Panca R. Sarungu, Ketua Umum MASATA, mengungkapkan, kerja sama ini merupakan sebuah kolaborasi partisipatif antar-perusahaan super app dengan gerakan pariwisata berbasis komunitas. Menurutnya, kerja sama ini dapat ikut mendorong perekonomian negara dengan tetap menjaga kenyamanan dan keamanan saat beraktivitas.
“Kami berharap sosialisasi tempat berwisata yang melibatkan banyak UMKM, khususnya yang menerapkan protokol kesehatan, dapat terinformasi dengan baik kepada masyarakat, terutama 125 juta pengguna Gojek di seluruh Indonesia,” kata Panca.
Selain itu, ia juga akan mengajak seluruh pengurus daerah MASATA untuk secara suka rela bekerja sama dengan pemilik lokasi wisata. Hal ini dilakukan untuk turut aktif memikirkan atraksi baru apa yang dapat ditawarkan kepada pengguna aplikasi Gojek.
Dalam menerapkan kerja sama ini, MASATA mengadaptasi protokol kesehatan yang dikeluarkan Kementerian Pariwisata dan Ekonomi Kreatif, yakni prinsip Cleanliness, Healthy, Safety, and Environmental Sustainability (CHSE).
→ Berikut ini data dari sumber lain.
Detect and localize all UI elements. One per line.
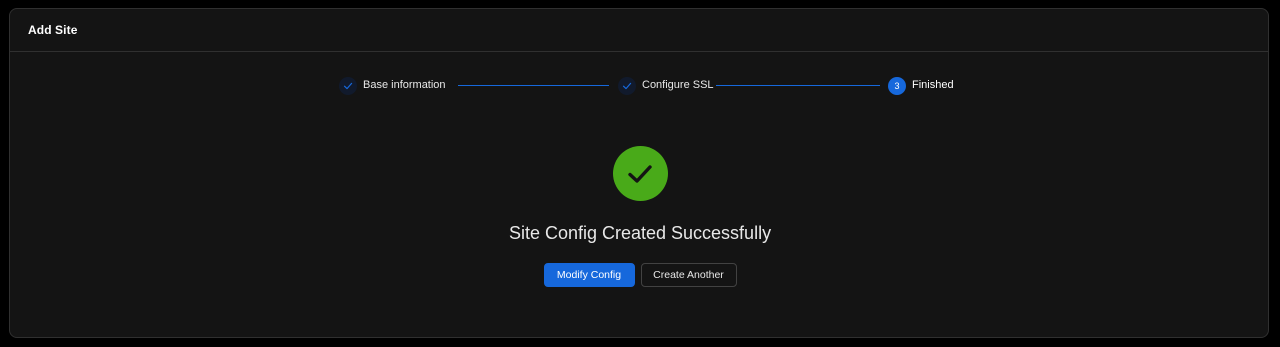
success-check-icon: [612, 146, 668, 201]
result-title: Site Config Created Successfully: [508, 223, 772, 243]
add-site-card: Add Site Base information Configure SSL …: [9, 8, 1269, 338]
card-title: Add Site: [28, 23, 78, 37]
step-3-number: 3: [888, 77, 906, 95]
step-3-label: Finished: [912, 79, 954, 91]
step-1-check-icon: [339, 77, 357, 95]
result-actions: Modify Config Create Another: [543, 263, 737, 287]
step-1-label: Base information: [363, 79, 446, 91]
create-another-button[interactable]: Create Another: [640, 263, 737, 287]
step-2-check-icon: [618, 77, 636, 95]
modify-config-button[interactable]: Modify Config: [543, 263, 635, 287]
step-2-label: Configure SSL: [642, 79, 714, 91]
card-header: Add Site: [10, 9, 1268, 52]
result-panel: Site Config Created Successfully Modify …: [10, 146, 1268, 287]
step-1-connector: [458, 85, 609, 86]
step-2-connector: [716, 85, 880, 86]
steps-progress: Base information Configure SSL 3 Finishe…: [339, 77, 954, 95]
Para mitra wisata dan atraksi yang bergabung dalam GoTix Super Partner akan mendapatkan kesempatan untuk memperluas jangkauan pengunjung melalui exposure optimal di platform GoTix pada aplikasi Gojek dengan mengenakan tanda Hygiene Protocol Applied.
“Mitra yang sudah bergabung nantinya akan menjadi percontohan bagi para pelaku destinasi wisata dan atraksi lain yang ada di Indonesia,” Panca menambahkan.
Program ini diharapkan dapat membantu menciptakan kesadaran bagi para pengelola destinasi wisata dan atraksi hiburan untuk menerapkan standar protokol yang tepat. Hal tersebut nantinya dapat meningkatkan kepercayaan pengunjung terkait kebersihan dan tingkat higienitas suatu destinasi sehingga merasa aman dan nyaman saat bepergian.